Ciertas tardes, cuando lograba escaparme del taller que mi abuelo tenía, donde arreglaba zapatos, donde nunca pude aprender el oficio, pegar una suela era todo un desafio y mi abuelo que era más astuto de lo que yo creía, ensayaba silencios o distracciones que daban vía libre a mis huidas. El destino era la gran biblioteca que habitaba el salón principal de la casa.

Experimentaba el goce particular de inspeccionar con mis dedos cada estante, al menos a los que llegaba. De un extremo al otro, las yemas de mi mano izquierda rozaban los condescendientes lomos de los libros. Lo hacia cada vez, aunque casi podía recitar de memoria aquella empalizada de libros.

Por mi tacto pasaban Crimen y castigo, El lobo estepario, El origen de las especies, una edición empolvada de la Biblia… al costado de los de Física, descansaban los de Filosofía.

A esa edad la percepción que tenia de la biblioteca era desproporcionada, casi épica, me parecía que se estiraba hasta el techo. Hoy al reencontrarme con ella comprendo, no sin cierto pudor, que no llegaba a los dos metros.

Recuerdo el final de esa etapa pre adolescente como el comienzo de la literatura en mí. La literatura es algo que sucede a muy temprana edad, uno no sabe lo que es.

Con el correr de los años fui haciéndome cada vez más inútil en el arte que mi abuelo realizo por años y que fue sostén de nuestra familia. Él, quien bien sabía de mis escapadas, me heredó la biblioteca con toda esa población de libros que mis manos habían estado visitando desde hace más tiempo del que puedo dar testimonio.

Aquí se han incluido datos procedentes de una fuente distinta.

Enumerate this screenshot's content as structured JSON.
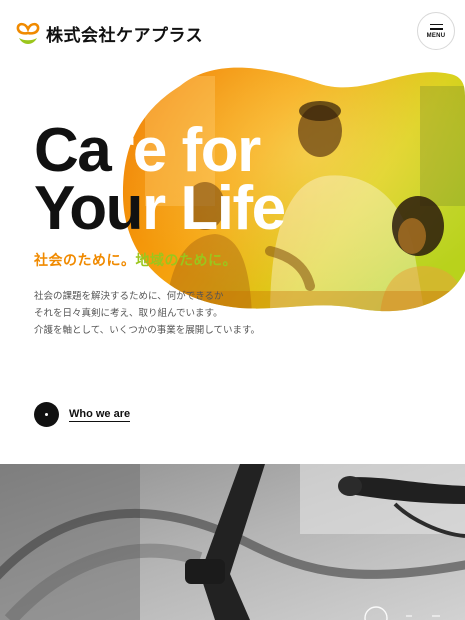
{
  "header": {
    "company_name": "株式会社ケアプラス",
    "menu_label": "MENU"
  },
  "hero": {
    "headline_line1_a": "Ca",
    "headline_line1_b": "re for",
    "headline_line2_a": "You",
    "headline_line2_b": "r Life",
    "tagline_part1": "社会のために。",
    "tagline_part2": "地域のために。",
    "description": [
      "社会の課題を解決するために、何ができるか",
      "それを日々真剣に考え、取り組んでいます。",
      "介護を軸として、いくつかの事業を展開しています。"
    ],
    "cta_label": "Who we are"
  },
  "colors": {
    "orange": "#f08a00",
    "green": "#9bc61c",
    "dark": "#111111"
  },
  "icons": {
    "logo": "heart-leaf-logo-icon",
    "menu": "hamburger-icon",
    "cta": "dot-icon"
  }
}
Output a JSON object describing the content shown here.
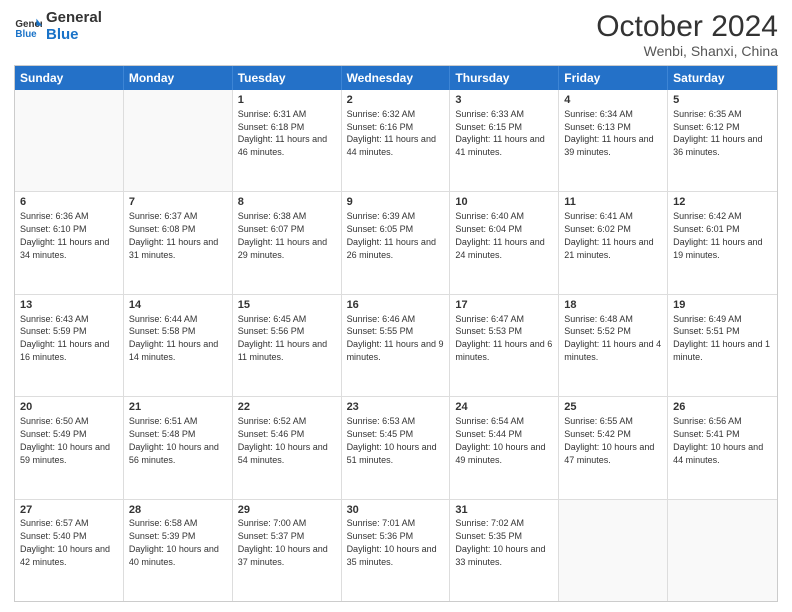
{
  "header": {
    "logo_general": "General",
    "logo_blue": "Blue",
    "month_title": "October 2024",
    "location": "Wenbi, Shanxi, China"
  },
  "days_of_week": [
    "Sunday",
    "Monday",
    "Tuesday",
    "Wednesday",
    "Thursday",
    "Friday",
    "Saturday"
  ],
  "weeks": [
    [
      {
        "day": "",
        "info": ""
      },
      {
        "day": "",
        "info": ""
      },
      {
        "day": "1",
        "sunrise": "Sunrise: 6:31 AM",
        "sunset": "Sunset: 6:18 PM",
        "daylight": "Daylight: 11 hours and 46 minutes."
      },
      {
        "day": "2",
        "sunrise": "Sunrise: 6:32 AM",
        "sunset": "Sunset: 6:16 PM",
        "daylight": "Daylight: 11 hours and 44 minutes."
      },
      {
        "day": "3",
        "sunrise": "Sunrise: 6:33 AM",
        "sunset": "Sunset: 6:15 PM",
        "daylight": "Daylight: 11 hours and 41 minutes."
      },
      {
        "day": "4",
        "sunrise": "Sunrise: 6:34 AM",
        "sunset": "Sunset: 6:13 PM",
        "daylight": "Daylight: 11 hours and 39 minutes."
      },
      {
        "day": "5",
        "sunrise": "Sunrise: 6:35 AM",
        "sunset": "Sunset: 6:12 PM",
        "daylight": "Daylight: 11 hours and 36 minutes."
      }
    ],
    [
      {
        "day": "6",
        "sunrise": "Sunrise: 6:36 AM",
        "sunset": "Sunset: 6:10 PM",
        "daylight": "Daylight: 11 hours and 34 minutes."
      },
      {
        "day": "7",
        "sunrise": "Sunrise: 6:37 AM",
        "sunset": "Sunset: 6:08 PM",
        "daylight": "Daylight: 11 hours and 31 minutes."
      },
      {
        "day": "8",
        "sunrise": "Sunrise: 6:38 AM",
        "sunset": "Sunset: 6:07 PM",
        "daylight": "Daylight: 11 hours and 29 minutes."
      },
      {
        "day": "9",
        "sunrise": "Sunrise: 6:39 AM",
        "sunset": "Sunset: 6:05 PM",
        "daylight": "Daylight: 11 hours and 26 minutes."
      },
      {
        "day": "10",
        "sunrise": "Sunrise: 6:40 AM",
        "sunset": "Sunset: 6:04 PM",
        "daylight": "Daylight: 11 hours and 24 minutes."
      },
      {
        "day": "11",
        "sunrise": "Sunrise: 6:41 AM",
        "sunset": "Sunset: 6:02 PM",
        "daylight": "Daylight: 11 hours and 21 minutes."
      },
      {
        "day": "12",
        "sunrise": "Sunrise: 6:42 AM",
        "sunset": "Sunset: 6:01 PM",
        "daylight": "Daylight: 11 hours and 19 minutes."
      }
    ],
    [
      {
        "day": "13",
        "sunrise": "Sunrise: 6:43 AM",
        "sunset": "Sunset: 5:59 PM",
        "daylight": "Daylight: 11 hours and 16 minutes."
      },
      {
        "day": "14",
        "sunrise": "Sunrise: 6:44 AM",
        "sunset": "Sunset: 5:58 PM",
        "daylight": "Daylight: 11 hours and 14 minutes."
      },
      {
        "day": "15",
        "sunrise": "Sunrise: 6:45 AM",
        "sunset": "Sunset: 5:56 PM",
        "daylight": "Daylight: 11 hours and 11 minutes."
      },
      {
        "day": "16",
        "sunrise": "Sunrise: 6:46 AM",
        "sunset": "Sunset: 5:55 PM",
        "daylight": "Daylight: 11 hours and 9 minutes."
      },
      {
        "day": "17",
        "sunrise": "Sunrise: 6:47 AM",
        "sunset": "Sunset: 5:53 PM",
        "daylight": "Daylight: 11 hours and 6 minutes."
      },
      {
        "day": "18",
        "sunrise": "Sunrise: 6:48 AM",
        "sunset": "Sunset: 5:52 PM",
        "daylight": "Daylight: 11 hours and 4 minutes."
      },
      {
        "day": "19",
        "sunrise": "Sunrise: 6:49 AM",
        "sunset": "Sunset: 5:51 PM",
        "daylight": "Daylight: 11 hours and 1 minute."
      }
    ],
    [
      {
        "day": "20",
        "sunrise": "Sunrise: 6:50 AM",
        "sunset": "Sunset: 5:49 PM",
        "daylight": "Daylight: 10 hours and 59 minutes."
      },
      {
        "day": "21",
        "sunrise": "Sunrise: 6:51 AM",
        "sunset": "Sunset: 5:48 PM",
        "daylight": "Daylight: 10 hours and 56 minutes."
      },
      {
        "day": "22",
        "sunrise": "Sunrise: 6:52 AM",
        "sunset": "Sunset: 5:46 PM",
        "daylight": "Daylight: 10 hours and 54 minutes."
      },
      {
        "day": "23",
        "sunrise": "Sunrise: 6:53 AM",
        "sunset": "Sunset: 5:45 PM",
        "daylight": "Daylight: 10 hours and 51 minutes."
      },
      {
        "day": "24",
        "sunrise": "Sunrise: 6:54 AM",
        "sunset": "Sunset: 5:44 PM",
        "daylight": "Daylight: 10 hours and 49 minutes."
      },
      {
        "day": "25",
        "sunrise": "Sunrise: 6:55 AM",
        "sunset": "Sunset: 5:42 PM",
        "daylight": "Daylight: 10 hours and 47 minutes."
      },
      {
        "day": "26",
        "sunrise": "Sunrise: 6:56 AM",
        "sunset": "Sunset: 5:41 PM",
        "daylight": "Daylight: 10 hours and 44 minutes."
      }
    ],
    [
      {
        "day": "27",
        "sunrise": "Sunrise: 6:57 AM",
        "sunset": "Sunset: 5:40 PM",
        "daylight": "Daylight: 10 hours and 42 minutes."
      },
      {
        "day": "28",
        "sunrise": "Sunrise: 6:58 AM",
        "sunset": "Sunset: 5:39 PM",
        "daylight": "Daylight: 10 hours and 40 minutes."
      },
      {
        "day": "29",
        "sunrise": "Sunrise: 7:00 AM",
        "sunset": "Sunset: 5:37 PM",
        "daylight": "Daylight: 10 hours and 37 minutes."
      },
      {
        "day": "30",
        "sunrise": "Sunrise: 7:01 AM",
        "sunset": "Sunset: 5:36 PM",
        "daylight": "Daylight: 10 hours and 35 minutes."
      },
      {
        "day": "31",
        "sunrise": "Sunrise: 7:02 AM",
        "sunset": "Sunset: 5:35 PM",
        "daylight": "Daylight: 10 hours and 33 minutes."
      },
      {
        "day": "",
        "info": ""
      },
      {
        "day": "",
        "info": ""
      }
    ]
  ]
}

Cada vez que podía tomaba de rehén un libro y me iba a un bar que estaba a unas cuadras de casa. Gustaba tomar un café mientras indagaba las páginas que me alejaban del lugar.

Por ese entonces los bares acostumbraban acompañar los cafés con masitas y unas pequeñas tarjetas que traían calendarios de un lado y del otro, una foto de su fachada en sus mejores épocas.

No era un bar muy concurrido, pero tampoco de mala muerte, era de barrio, como a mi me gusta.

Cada tanto un auto despertaba la calle para luego perderse en las entrañas de mi ciudad. En ese momento, el bar lo compartíamos dos señores y yo. Uno se encontraba en una mesa cerca de la pared y el otro próximo a la puerta de salida. Este último me llamo la atención, pues se veía algo nervioso, acogotaba una servilleta entre sus manos y el ruido comenzaba a interrumpir mi lectura, me sacaba del purgatorio de Dante y me devolvía al bar.

Pero antes de llegar al infierno, este asesino de servilletas se levantó tirando la silla y, al trastabillar con algunas mesas, logró irse.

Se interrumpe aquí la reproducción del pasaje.